Jerry Blavat worked at a number of radio stations in the Philadelphia area and was something of a cult figure. His specialty was R&B dance music. (I met him once at a panel discussion in 1971.) When his career went into the dumper, he worked as a chauffeur for Mafia boss Angelo Bruno. (Jerrys father, Louie the Gimp, was a minor Mafia soldier in the Bruno family.) The last I heard, he had turned nostalgia into a lucrative business and was making a bundle as a DJ at dances. According to a friend of mine, the people who attend Blavats dances are the same people who attended 40 years ago, but now their hair is grayer (or gone), and theyve put on weight.

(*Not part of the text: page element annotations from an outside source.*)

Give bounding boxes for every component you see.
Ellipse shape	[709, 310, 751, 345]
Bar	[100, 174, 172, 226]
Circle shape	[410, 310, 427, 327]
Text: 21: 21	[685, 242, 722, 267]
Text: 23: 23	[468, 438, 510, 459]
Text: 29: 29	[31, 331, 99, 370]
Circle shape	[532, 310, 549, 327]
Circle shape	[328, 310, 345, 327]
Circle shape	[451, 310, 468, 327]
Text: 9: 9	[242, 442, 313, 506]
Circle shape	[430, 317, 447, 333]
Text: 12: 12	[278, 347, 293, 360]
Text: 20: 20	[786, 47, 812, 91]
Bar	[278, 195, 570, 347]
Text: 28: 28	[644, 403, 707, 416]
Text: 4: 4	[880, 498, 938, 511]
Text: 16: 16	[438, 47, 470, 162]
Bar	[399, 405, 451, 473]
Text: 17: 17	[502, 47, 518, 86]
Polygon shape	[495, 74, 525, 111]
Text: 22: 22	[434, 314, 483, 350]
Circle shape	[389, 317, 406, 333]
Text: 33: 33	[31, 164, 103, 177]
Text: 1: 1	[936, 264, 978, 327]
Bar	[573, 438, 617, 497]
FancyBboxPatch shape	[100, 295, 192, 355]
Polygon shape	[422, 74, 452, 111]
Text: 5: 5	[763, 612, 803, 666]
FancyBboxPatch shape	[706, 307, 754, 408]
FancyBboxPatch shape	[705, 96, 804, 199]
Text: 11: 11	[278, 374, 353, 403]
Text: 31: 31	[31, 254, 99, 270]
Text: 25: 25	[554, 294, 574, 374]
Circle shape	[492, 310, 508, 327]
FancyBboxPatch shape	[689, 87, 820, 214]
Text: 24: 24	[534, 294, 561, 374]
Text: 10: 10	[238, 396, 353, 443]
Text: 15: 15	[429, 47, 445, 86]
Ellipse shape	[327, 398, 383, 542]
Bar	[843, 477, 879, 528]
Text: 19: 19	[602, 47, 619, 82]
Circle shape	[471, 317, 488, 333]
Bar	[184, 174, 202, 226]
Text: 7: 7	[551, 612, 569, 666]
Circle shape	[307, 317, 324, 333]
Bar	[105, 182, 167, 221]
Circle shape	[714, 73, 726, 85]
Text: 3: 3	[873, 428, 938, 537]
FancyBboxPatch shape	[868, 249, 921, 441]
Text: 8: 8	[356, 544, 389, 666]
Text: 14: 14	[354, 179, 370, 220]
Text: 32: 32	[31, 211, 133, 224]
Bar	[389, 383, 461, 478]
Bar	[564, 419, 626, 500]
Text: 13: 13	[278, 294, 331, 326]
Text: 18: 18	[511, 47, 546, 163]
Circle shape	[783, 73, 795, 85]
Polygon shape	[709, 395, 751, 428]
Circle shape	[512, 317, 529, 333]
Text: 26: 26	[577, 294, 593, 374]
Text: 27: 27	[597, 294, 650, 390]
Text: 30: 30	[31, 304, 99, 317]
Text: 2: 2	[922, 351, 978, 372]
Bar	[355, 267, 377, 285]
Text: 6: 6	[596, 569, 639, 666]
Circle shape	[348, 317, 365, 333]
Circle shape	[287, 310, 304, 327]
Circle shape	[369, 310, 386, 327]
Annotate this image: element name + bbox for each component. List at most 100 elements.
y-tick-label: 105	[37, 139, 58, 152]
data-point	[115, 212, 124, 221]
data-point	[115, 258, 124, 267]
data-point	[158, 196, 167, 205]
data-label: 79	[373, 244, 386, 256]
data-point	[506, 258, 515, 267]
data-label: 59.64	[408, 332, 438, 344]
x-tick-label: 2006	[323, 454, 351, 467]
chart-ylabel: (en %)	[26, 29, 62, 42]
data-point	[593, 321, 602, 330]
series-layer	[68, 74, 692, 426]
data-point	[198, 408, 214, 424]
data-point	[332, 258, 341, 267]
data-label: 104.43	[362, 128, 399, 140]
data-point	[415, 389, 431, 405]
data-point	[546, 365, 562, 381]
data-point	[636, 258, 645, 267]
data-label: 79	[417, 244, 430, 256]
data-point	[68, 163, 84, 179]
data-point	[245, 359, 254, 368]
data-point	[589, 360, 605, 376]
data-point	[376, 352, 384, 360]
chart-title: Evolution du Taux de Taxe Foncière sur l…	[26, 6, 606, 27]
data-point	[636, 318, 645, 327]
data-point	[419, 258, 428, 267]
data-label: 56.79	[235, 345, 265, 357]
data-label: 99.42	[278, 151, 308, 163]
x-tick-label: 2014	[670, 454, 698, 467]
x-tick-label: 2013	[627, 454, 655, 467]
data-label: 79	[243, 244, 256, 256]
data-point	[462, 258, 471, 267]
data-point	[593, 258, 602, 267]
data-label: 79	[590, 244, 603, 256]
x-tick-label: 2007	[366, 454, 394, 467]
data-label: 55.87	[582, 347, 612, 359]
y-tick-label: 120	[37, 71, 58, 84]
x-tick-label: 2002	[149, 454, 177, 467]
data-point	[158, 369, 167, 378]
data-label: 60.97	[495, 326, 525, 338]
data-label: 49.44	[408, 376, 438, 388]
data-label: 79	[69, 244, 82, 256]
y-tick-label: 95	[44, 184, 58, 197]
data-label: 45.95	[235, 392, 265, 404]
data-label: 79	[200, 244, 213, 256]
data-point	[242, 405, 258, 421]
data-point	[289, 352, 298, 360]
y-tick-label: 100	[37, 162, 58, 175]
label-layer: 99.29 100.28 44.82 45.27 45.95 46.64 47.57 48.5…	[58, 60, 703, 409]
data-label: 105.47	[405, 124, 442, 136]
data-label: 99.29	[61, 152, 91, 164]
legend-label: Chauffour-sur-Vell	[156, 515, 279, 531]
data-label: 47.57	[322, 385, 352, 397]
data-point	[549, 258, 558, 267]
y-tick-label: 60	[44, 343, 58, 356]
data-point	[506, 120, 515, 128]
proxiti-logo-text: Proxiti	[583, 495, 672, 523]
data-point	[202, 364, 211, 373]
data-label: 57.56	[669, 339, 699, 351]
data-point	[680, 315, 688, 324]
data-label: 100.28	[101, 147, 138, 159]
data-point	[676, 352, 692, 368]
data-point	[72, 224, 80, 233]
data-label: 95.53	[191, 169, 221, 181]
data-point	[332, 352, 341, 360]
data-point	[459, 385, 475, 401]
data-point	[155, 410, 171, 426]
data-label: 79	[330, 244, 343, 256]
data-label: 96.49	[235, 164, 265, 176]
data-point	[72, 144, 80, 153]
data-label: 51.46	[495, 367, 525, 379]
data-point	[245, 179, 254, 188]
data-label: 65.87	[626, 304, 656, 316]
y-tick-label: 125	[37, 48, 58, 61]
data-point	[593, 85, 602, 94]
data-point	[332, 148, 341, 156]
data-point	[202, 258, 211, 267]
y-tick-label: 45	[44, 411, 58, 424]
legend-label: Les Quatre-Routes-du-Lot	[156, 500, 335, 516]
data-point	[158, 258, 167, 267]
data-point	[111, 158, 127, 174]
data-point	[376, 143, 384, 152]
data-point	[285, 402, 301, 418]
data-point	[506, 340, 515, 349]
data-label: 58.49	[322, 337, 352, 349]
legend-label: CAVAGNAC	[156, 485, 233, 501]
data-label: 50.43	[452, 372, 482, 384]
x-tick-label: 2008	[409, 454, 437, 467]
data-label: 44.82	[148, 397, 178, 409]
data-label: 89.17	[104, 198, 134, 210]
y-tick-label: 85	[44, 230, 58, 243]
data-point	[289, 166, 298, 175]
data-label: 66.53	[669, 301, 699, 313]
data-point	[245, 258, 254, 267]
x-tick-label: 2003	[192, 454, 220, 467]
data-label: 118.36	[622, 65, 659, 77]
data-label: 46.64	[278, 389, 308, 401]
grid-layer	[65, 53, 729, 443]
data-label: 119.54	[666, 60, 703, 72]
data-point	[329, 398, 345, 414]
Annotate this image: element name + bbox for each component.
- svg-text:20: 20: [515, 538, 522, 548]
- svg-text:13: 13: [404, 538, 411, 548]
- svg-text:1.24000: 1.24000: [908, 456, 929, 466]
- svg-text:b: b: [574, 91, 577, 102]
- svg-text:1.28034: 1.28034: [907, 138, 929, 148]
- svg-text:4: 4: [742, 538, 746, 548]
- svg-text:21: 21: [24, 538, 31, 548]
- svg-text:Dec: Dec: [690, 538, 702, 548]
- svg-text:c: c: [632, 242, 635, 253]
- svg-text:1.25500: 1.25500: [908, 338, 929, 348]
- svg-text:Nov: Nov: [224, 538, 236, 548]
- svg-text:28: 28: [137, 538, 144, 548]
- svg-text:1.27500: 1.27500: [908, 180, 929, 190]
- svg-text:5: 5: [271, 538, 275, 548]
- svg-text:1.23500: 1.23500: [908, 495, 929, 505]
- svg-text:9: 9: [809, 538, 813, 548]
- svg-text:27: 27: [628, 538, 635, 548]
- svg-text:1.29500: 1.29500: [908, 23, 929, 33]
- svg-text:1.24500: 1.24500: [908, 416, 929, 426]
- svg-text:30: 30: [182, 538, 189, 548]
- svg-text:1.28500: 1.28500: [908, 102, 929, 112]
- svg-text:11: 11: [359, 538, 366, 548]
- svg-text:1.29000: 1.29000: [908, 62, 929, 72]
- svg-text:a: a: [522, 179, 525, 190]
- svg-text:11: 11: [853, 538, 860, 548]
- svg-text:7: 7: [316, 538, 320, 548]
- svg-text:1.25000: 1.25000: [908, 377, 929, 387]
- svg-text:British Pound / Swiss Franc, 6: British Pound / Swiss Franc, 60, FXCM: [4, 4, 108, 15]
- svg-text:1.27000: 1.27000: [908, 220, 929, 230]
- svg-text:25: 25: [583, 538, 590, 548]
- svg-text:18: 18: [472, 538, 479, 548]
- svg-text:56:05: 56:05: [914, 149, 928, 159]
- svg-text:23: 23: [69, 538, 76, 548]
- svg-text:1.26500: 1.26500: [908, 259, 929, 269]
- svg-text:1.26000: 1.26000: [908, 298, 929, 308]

Harvey Holiday worked at WDAS in the Sixties when it was the key R&B station in Philly. He took over WFIL in the Eighties, replacing the legendary Jay Meyers, but long after that station had ceased to be a player.
Now I feel old.
The Moodies have been together 40 years, had many Top Tens and the smash Nights in White Satin (which had the distinction of hitting #1 again five years after its first release and climb to the top), and some of the best album work in the industry. Yet they are shunned because of some personal grudge against the drummer, Graham Edge, by certain peabrained uppity-ups in Cleveland. Stupid, stupid, stupid.
Meanwhile, Moodies fans keep buying their albums, attending their incredible concerts, and boycotting the home of the river that caught fire.
and who pulled off a wonderful theme album, Days of Future Passed, long before Sgt. Pepper
Bzzzzzztttt. Sgt. Pepper came before it.
Besides, the Beatles Rubber Soul was the first theme album.